The Claimant is a Polish national resident in the UK who, on 01.06.19, suffered catastrophic injuries when as a pedestrian he was struck by a car driven by the Defendant. Liability was initially contested but, prior to the IP application, a settlement had been reached in which C would recover 80% of his damages as assessed or agreed. D had previously made six IPs totalling some £422,000. A best interests decision taken in the months prior to the IP application had resulted, from February 2022, in the C living in the community with a package of 24 hour support. The further IP of £175,000, or such other sum as the court saw fit, was sought in order to fund C’s ongoing rehabilitation, including the care regime.
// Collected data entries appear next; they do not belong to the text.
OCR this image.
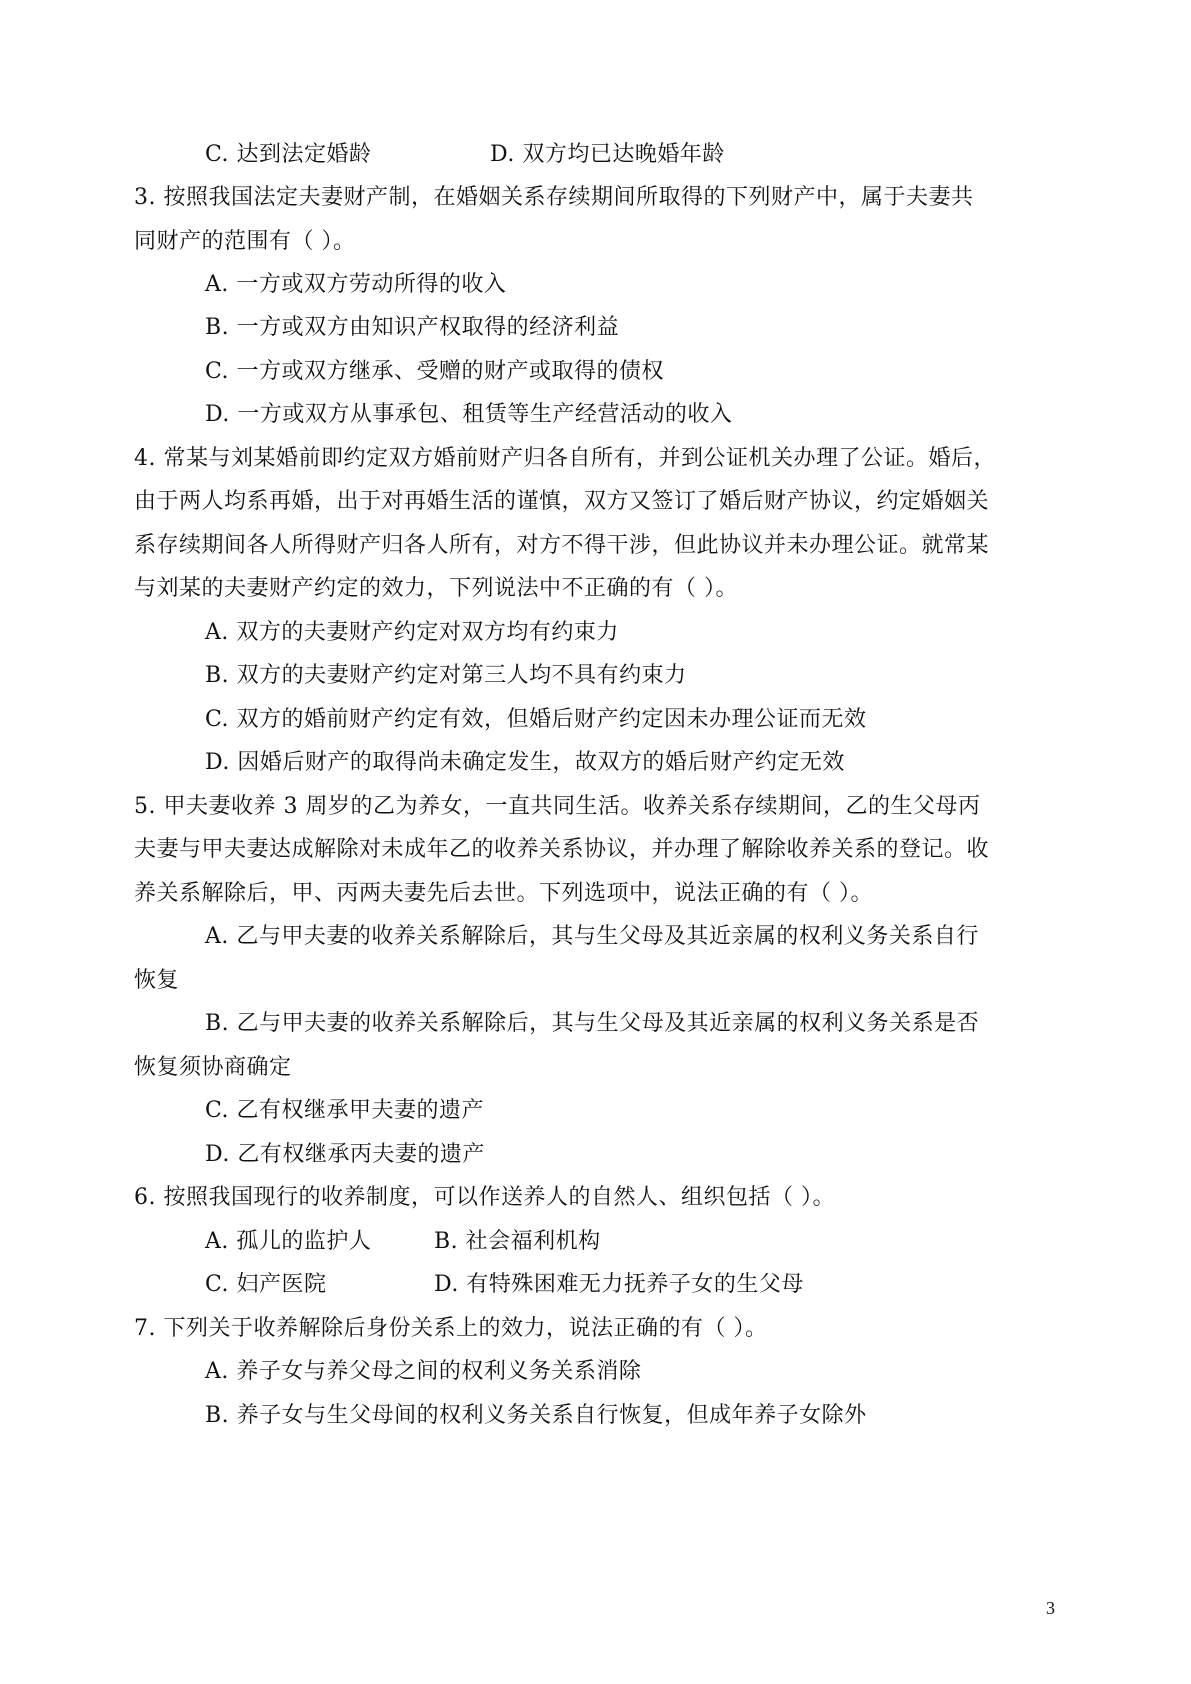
C. 达到法定婚龄	D. 双方均已达晚婚年龄
3. 按照我国法定夫妻财产制，在婚姻关系存续期间所取得的下列财产中，属于夫妻共
同财产的范围有（ ）。
A. 一方或双方劳动所得的收入
B. 一方或双方由知识产权取得的经济利益
C. 一方或双方继承、受赠的财产或取得的债权
D. 一方或双方从事承包、租赁等生产经营活动的收入
4. 常某与刘某婚前即约定双方婚前财产归各自所有，并到公证机关办理了公证。婚后，
由于两人均系再婚，出于对再婚生活的谨慎，双方又签订了婚后财产协议，约定婚姻关
系存续期间各人所得财产归各人所有，对方不得干涉，但此协议并未办理公证。就常某
与刘某的夫妻财产约定的效力，下列说法中不正确的有（ ）。
A. 双方的夫妻财产约定对双方均有约束力
B. 双方的夫妻财产约定对第三人均不具有约束力
C. 双方的婚前财产约定有效，但婚后财产约定因未办理公证而无效
D. 因婚后财产的取得尚未确定发生，故双方的婚后财产约定无效
5. 甲夫妻收养 3 周岁的乙为养女，一直共同生活。收养关系存续期间，乙的生父母丙
夫妻与甲夫妻达成解除对未成年乙的收养关系协议，并办理了解除收养关系的登记。收
养关系解除后，甲、丙两夫妻先后去世。下列选项中，说法正确的有（ ）。
A. 乙与甲夫妻的收养关系解除后，其与生父母及其近亲属的权利义务关系自行
恢复
B. 乙与甲夫妻的收养关系解除后，其与生父母及其近亲属的权利义务关系是否
恢复须协商确定
C. 乙有权继承甲夫妻的遗产
D. 乙有权继承丙夫妻的遗产
6. 按照我国现行的收养制度，可以作送养人的自然人、组织包括（ ）。
A. 孤儿的监护人	B. 社会福利机构
C. 妇产医院	D. 有特殊困难无力抚养子女的生父母
7. 下列关于收养解除后身份关系上的效力，说法正确的有（ ）。
A. 养子女与养父母之间的权利义务关系消除
B. 养子女与生父母间的权利义务关系自行恢复，但成年养子女除外
3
D contested the application asserting that the IPs to date were sufficient and C had not demonstrated any entitlement to a further IP sum.

 

What did the court decide

 

The court decided:

 

  1. The losses likely to accrue in the post-application period, and to be taken into account for the purposes of deciding whether to order a further IP and, if so, in what amount, should be limited to 1 year for the reasons set out above;

 

  1. A lower reasonable proportion percentage figure (66% rather than 80% for the pre-application period) should be applied to the post-application period to reflect greater uncertainty about the eventual extent of damages recovery;

 

  1. D’s medico-legal evidence was lacking in detail and analysis and, as such, D’s case appeared significantly to understate C’s likely care needs;

 

  1. C’s reasonable care needs probably did not extend to the 24 hour regime which had recently been put in place;

 

  1. The appropriate assumption for the purposes of estimating the likely care costs in the next 12 months was instead that C would in 12 months’ time reasonably require no night care and only half the daytime care currently in place;

 

  1. The future year’s care costs should be calculated accordingly by extrapolating from the higher costs set out in C’s evidence;

 

  1. Ordering a further IP would not imbalance the playing field so as to prejudice D but the possibility of such prejudice was a relevant factor when exercising Eeles caution as to the appropriate amount of the eventual judgment sum;

 

  1. A further IP of £170,000 should be ordered.